We congregated at the CIC in Kendall Square, the shared office space used by Tidelift, and had a great conversation with the folks in the room about how proactive work with open source maintainers to make their projects healthier and more secure has both changed the vulnerability management landscape for Tidelift customers and improved project outcomes for those maintainers themselves!
For those who missed it, here’s a quick recap of the conversation:
- Patch management needs an update: the number of reported vulnerabilities is rising, but many are not actively exploited, leading to questions about the effectiveness of clearing CVEs as a means of reducing actual risk or simply complying with the requirement to eliminate all CVEs. The existing CVE system is criticized for being inadequate, lacking context, and failing to facilitate meaningful communication between security researchers and maintainers.
- Current remediation methods are inefficient: participants noted that development teams struggle with contextually relevant prioritization, and often spend significant time addressing low-risk vulnerabilities, diverting resources from more critical security work.
- Incentives and motivations are worth exploring: our discussion revealed that current incentives in the security industry often lead to a focus on symptom management rather than solving underlying issues, creating perverse incentives for vulnerability reporting, like setting a “zero vulnerability” compliance goal that may not be the most effective way to improve security outcomes.
- What community engagement looks like: panelists and audience participants noted that engaging with open source maintainers is crucial, as many vulnerabilities remain unaddressed due to a lack of communication and resources for maintainers.
- We need to recognize developers: developers contributing to security efforts often lack recognition, leading to disengagement from "secure by design" practices.
- Government initiatives are on the rise: discussion included the potential of government-led initiatives, like CISA's "Secure by Design," to improve software security standards and hold vendors accountable for vulnerabilities.
- Adding context to risk assessment: emphasizing context as an important first step in mitigation or remediation, participants suggested integrating information from various sources to create a more comprehensive understanding of software risks.

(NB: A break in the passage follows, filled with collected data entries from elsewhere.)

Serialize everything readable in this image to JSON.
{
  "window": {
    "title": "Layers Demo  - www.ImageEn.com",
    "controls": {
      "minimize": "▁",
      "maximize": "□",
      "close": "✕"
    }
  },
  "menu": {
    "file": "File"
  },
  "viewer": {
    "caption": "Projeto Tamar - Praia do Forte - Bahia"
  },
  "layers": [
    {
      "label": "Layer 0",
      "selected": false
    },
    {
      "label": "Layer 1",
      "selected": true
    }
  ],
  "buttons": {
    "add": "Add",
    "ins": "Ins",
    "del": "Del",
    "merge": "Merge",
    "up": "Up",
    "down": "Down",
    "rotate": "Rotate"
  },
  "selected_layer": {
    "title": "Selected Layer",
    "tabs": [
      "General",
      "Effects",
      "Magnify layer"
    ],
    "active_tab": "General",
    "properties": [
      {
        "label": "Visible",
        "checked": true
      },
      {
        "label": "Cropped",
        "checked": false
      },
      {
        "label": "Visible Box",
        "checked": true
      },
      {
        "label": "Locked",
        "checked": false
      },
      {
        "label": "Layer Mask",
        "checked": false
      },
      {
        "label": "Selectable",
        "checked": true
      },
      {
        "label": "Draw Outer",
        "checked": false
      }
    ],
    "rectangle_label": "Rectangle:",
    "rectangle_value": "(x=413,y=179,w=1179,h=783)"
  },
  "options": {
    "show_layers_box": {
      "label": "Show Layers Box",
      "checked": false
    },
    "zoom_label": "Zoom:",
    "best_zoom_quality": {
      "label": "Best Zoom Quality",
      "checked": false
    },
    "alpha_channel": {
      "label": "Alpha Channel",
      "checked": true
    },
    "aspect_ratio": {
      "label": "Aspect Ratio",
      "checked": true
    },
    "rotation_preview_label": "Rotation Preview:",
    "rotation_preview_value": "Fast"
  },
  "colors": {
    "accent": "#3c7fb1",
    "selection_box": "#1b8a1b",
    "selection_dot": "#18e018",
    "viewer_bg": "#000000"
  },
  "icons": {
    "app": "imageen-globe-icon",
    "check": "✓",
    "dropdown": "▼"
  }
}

- Recognizing the human element in security: there was acknowledgment from all participants that human factors play a significant role in security risks, suggesting that organizations should consider the human aspects of vulnerability management alongside technical solutions.
Customers use the Tidelift Subscription to retain government certifications, to navigate through and satisfy software audits, and to protect their applications. Maintainers use their income and the frameworks from Tidelift to focus their security work on what matters. We look forward to more conversations with more of you in other cities!